STOCKHOLM. Der schwedische Energieversorger Vattenfall will künftig stärker auf erneuerbare Energien setzen, um den Ausstoß des klimaschädlichen Kohlendioxids deutlich zu senken. Die CO2-Emissionen würden von derzeit jährlich 90 Millionen Tonnen bis 2020 auf rund 65 Millionen Tonnen gesenkt, sagte Vattenfall-Chef Øystein Løseth diese Woche, als er die neue strategische Ausrichtung des Staatsunternehmens vorstellte. An seinen Atom- und Kohlekraftwerken in Deutschland will der Konzern aber festhalten.

Die Aufgabe, die der Norweger Løseth zu lösen hat, ist nicht einfach: Als Chef des staatlichen Energieriesen soll er Vattenfall in eine grüne Zukunft lotsen und gleichzeitig seinem einzigen Besitzer, dem schwedischen Staat, höhere Gewinne abliefern. Die Regierung in Stockholm hatte bereits vor einigen Monaten eine neue "Eigner-Direktive" für ihren größten Konzern veröffentlicht. Danach soll Vattenfall den Anteil der Energieproduktion aus fossilen Brennstoffen deutlich verringern und gleichzeitig höhere Gewinne an den Staat ausschütten.

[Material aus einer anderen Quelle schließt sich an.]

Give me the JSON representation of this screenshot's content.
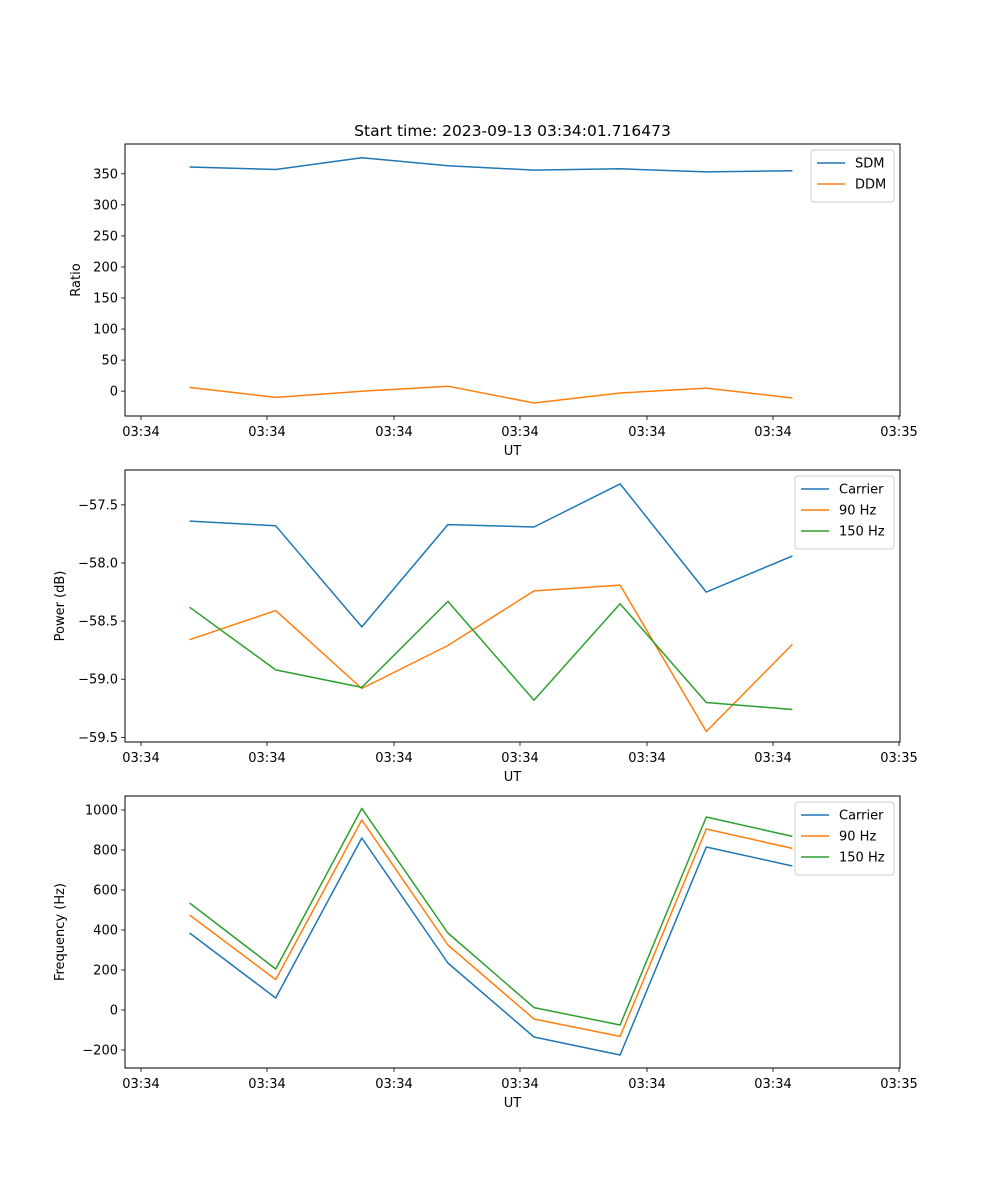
{
  "chart_data": [
    {
      "type": "line",
      "title": "Start time: 2023-09-13 03:34:01.716473",
      "xlabel": "UT",
      "ylabel": "Ratio",
      "x_tick_labels": [
        "03:34",
        "03:34",
        "03:34",
        "03:34",
        "03:34",
        "03:34",
        "03:34",
        "03:35"
      ],
      "x": [
        1,
        2,
        3,
        4,
        5,
        6,
        7,
        8
      ],
      "xlim": [
        0.25,
        9.25
      ],
      "ylim": [
        -40,
        398
      ],
      "yticks": [
        0,
        50,
        100,
        150,
        200,
        250,
        300,
        350
      ],
      "legend_loc": "upper right",
      "series": [
        {
          "name": "SDM",
          "color": "#1f77b4",
          "values": [
            361,
            357,
            376,
            363,
            356,
            358,
            353,
            355
          ]
        },
        {
          "name": "DDM",
          "color": "#ff7f0e",
          "values": [
            6,
            -10,
            0,
            8,
            -19,
            -3,
            5,
            -11
          ]
        }
      ]
    },
    {
      "type": "line",
      "title": "",
      "xlabel": "UT",
      "ylabel": "Power (dB)",
      "x_tick_labels": [
        "03:34",
        "03:34",
        "03:34",
        "03:34",
        "03:34",
        "03:34",
        "03:34",
        "03:35"
      ],
      "x": [
        1,
        2,
        3,
        4,
        5,
        6,
        7,
        8
      ],
      "xlim": [
        0.25,
        9.25
      ],
      "ylim": [
        -59.54,
        -57.2
      ],
      "yticks": [
        -57.5,
        -58.0,
        -58.5,
        -59.0,
        -59.5
      ],
      "ytick_labels": [
        "−57.5",
        "−58.0",
        "−58.5",
        "−59.0",
        "−59.5"
      ],
      "legend_loc": "upper right",
      "series": [
        {
          "name": "Carrier",
          "color": "#1f77b4",
          "values": [
            -57.64,
            -57.68,
            -58.55,
            -57.67,
            -57.69,
            -57.32,
            -58.25,
            -57.94
          ]
        },
        {
          "name": "90 Hz",
          "color": "#ff7f0e",
          "values": [
            -58.66,
            -58.41,
            -59.08,
            -58.71,
            -58.24,
            -58.19,
            -59.45,
            -58.7
          ]
        },
        {
          "name": "150 Hz",
          "color": "#2ca02c",
          "values": [
            -58.38,
            -58.92,
            -59.07,
            -58.33,
            -59.18,
            -58.35,
            -59.2,
            -59.26
          ]
        }
      ]
    },
    {
      "type": "line",
      "title": "",
      "xlabel": "UT",
      "ylabel": "Frequency (Hz)",
      "x_tick_labels": [
        "03:34",
        "03:34",
        "03:34",
        "03:34",
        "03:34",
        "03:34",
        "03:34",
        "03:35"
      ],
      "x": [
        1,
        2,
        3,
        4,
        5,
        6,
        7,
        8
      ],
      "xlim": [
        0.25,
        9.25
      ],
      "ylim": [
        -290,
        1070
      ],
      "yticks": [
        -200,
        0,
        200,
        400,
        600,
        800,
        1000
      ],
      "ytick_labels": [
        "−200",
        "0",
        "200",
        "400",
        "600",
        "800",
        "1000"
      ],
      "legend_loc": "upper right",
      "series": [
        {
          "name": "Carrier",
          "color": "#1f77b4",
          "values": [
            385,
            60,
            860,
            235,
            -135,
            -225,
            815,
            720
          ]
        },
        {
          "name": "90 Hz",
          "color": "#ff7f0e",
          "values": [
            475,
            152,
            950,
            325,
            -45,
            -132,
            905,
            808
          ]
        },
        {
          "name": "150 Hz",
          "color": "#2ca02c",
          "values": [
            535,
            205,
            1008,
            385,
            12,
            -75,
            965,
            868
          ]
        }
      ]
    }
  ]
}
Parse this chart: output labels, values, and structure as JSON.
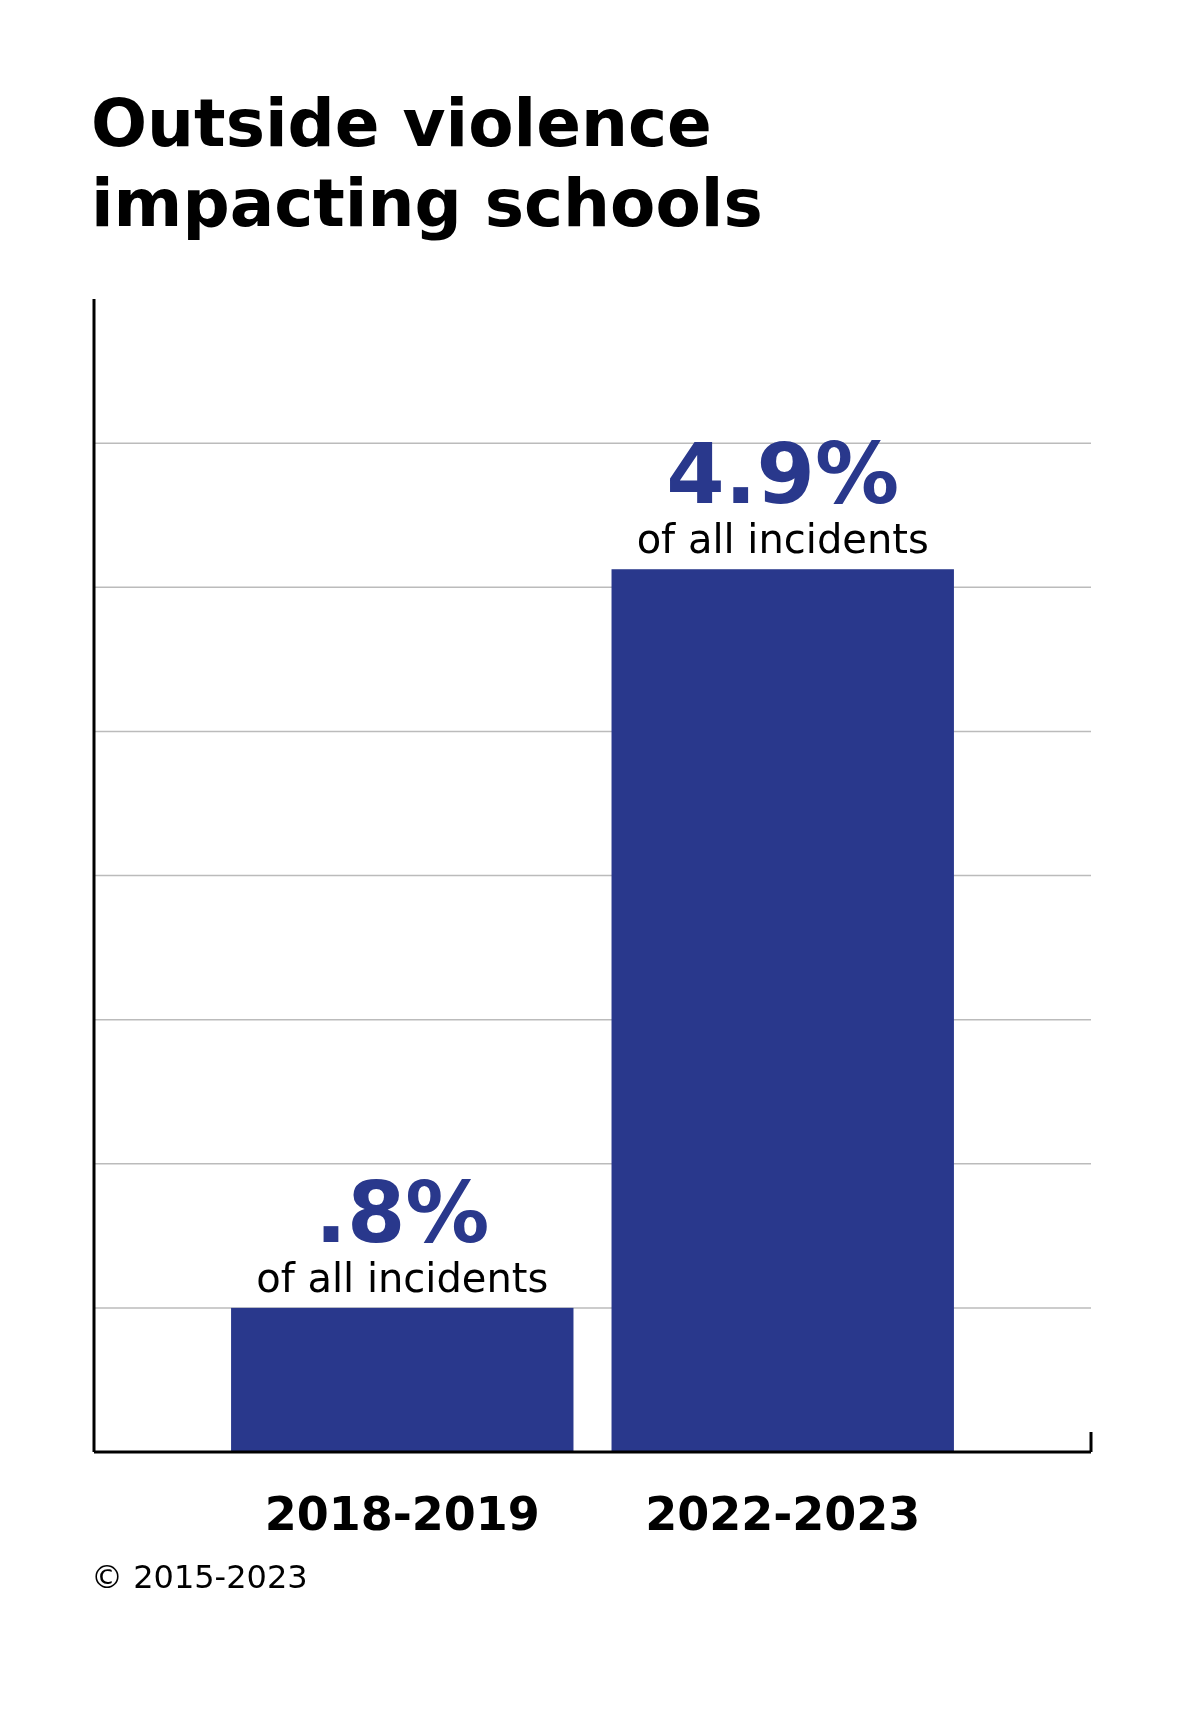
{
  "chart_data": {
    "type": "bar",
    "title": "Outside violence impacting schools",
    "categories": [
      "2018-2019",
      "2022-2023"
    ],
    "series": [
      {
        "color": "#29388c",
        "values": [
          0.8,
          4.9
        ],
        "value_labels": [
          ".8%",
          "4.9%"
        ]
      }
    ],
    "annotations": [
      {
        "text": "of all incidents",
        "x": "2018-2019",
        "y": 0.8
      },
      {
        "text": "of all incidents",
        "x": "2022-2023",
        "y": 4.9
      },
      "© 2015-2023"
    ],
    "ylim": [
      0,
      6.4
    ],
    "yticks": [
      {
        "value": 0.8,
        "label": null
      },
      {
        "value": 1.6,
        "label": null
      },
      {
        "value": 2.4,
        "label": null
      },
      {
        "value": 3.2,
        "label": null
      },
      {
        "value": 4.0,
        "label": null
      },
      {
        "value": 4.8,
        "label": null
      },
      {
        "value": 5.6,
        "label": null
      }
    ],
    "grid": "y",
    "tick_labels": "x"
  }
}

Løseths Hauptbotschaften lauteten denn auch: Mehr erneuerbare Energien und Sparen. Künftig werde sich Vattenfall auf die drei Kernmärkte Schweden, Deutschland und die Niederlande konzentrieren. Was mit den Anlagen in Polen, Dänemark, Finnland, Belgien und Großbritannien geschehen wird, ist noch nicht entschieden. "Wir sind dabei, uns alle Aktivitäten anzuschauen", sagte Løseth und schloss einen Rückzug aus einigen Ländern nicht aus. Um, wie von der Regierung gefordert, ein Marktführer bei erneuerbaren Energien zu werden, will Vattenfall künftig hauptsächlich in Biomasse, Wind- und Wasserkraft investieren. Aber auch der Anteil von Kernenergie und Erdgas soll ausgebaut werden.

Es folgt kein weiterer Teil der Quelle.